Incluso los intelectuales que rechazaron el modelo historicista alemán usaron la historia clásica con fines nacionalistas. Fustel de Coulanges, aun cuando advertía como un error interpretar la historia clásica en clave moderna (La ciudad 7-8), promovió una visión de la historia antigua de Francia coherente con la de los escritores nacionalistas. Las circunstancias de la guerra Franco-Prusiana y el inicio del imperialismo alemán lo llevaron a utilizar el pasado para legitimar su visión nacionalista y antialemana de los eventos (Fustel de Coulanges, Questions 506-7). Disputando con Mommsen respecto del carácter francés de Alsacia, formuló sus argumentos sobre la base del principio de nacionalidad, para lo cual la historia clásica cobraría especial sentido (Momigliano 274).

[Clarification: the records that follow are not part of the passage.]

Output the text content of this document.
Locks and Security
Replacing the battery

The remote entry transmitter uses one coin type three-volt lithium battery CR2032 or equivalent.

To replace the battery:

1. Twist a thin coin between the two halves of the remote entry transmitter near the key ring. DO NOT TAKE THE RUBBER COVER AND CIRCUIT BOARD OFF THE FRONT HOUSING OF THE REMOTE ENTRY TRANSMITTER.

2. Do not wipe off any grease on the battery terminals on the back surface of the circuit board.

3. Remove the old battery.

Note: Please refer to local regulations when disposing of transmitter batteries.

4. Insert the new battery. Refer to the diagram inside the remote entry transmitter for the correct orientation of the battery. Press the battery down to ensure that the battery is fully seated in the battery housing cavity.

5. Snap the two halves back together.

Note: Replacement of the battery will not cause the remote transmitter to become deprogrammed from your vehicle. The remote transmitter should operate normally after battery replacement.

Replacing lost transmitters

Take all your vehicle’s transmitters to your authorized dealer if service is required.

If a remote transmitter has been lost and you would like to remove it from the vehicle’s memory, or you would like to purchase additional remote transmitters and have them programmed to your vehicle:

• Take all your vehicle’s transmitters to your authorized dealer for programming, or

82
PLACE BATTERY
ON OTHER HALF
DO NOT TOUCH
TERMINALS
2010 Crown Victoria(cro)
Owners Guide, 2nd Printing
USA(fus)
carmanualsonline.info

El pasado romano de Francia le permitía rechazar toda posible influencia germana en su nación, aunque para ello interpretase forzadamente algunos procesos del pasado5. Con todo, la lectura del devenir grecolatino en función de los conceptos modernos no solo estableció la utilidad del mundo clásico en el plano político interno de los Estados europeos, sino que adquirió sentido en el proceso imperialista generado desde 1870. Fue a partir de este que el concepto de identidad, profundamente ligado a la nación, adquirió forma, sentido y preponderancia en la primera mitad del siglo XX.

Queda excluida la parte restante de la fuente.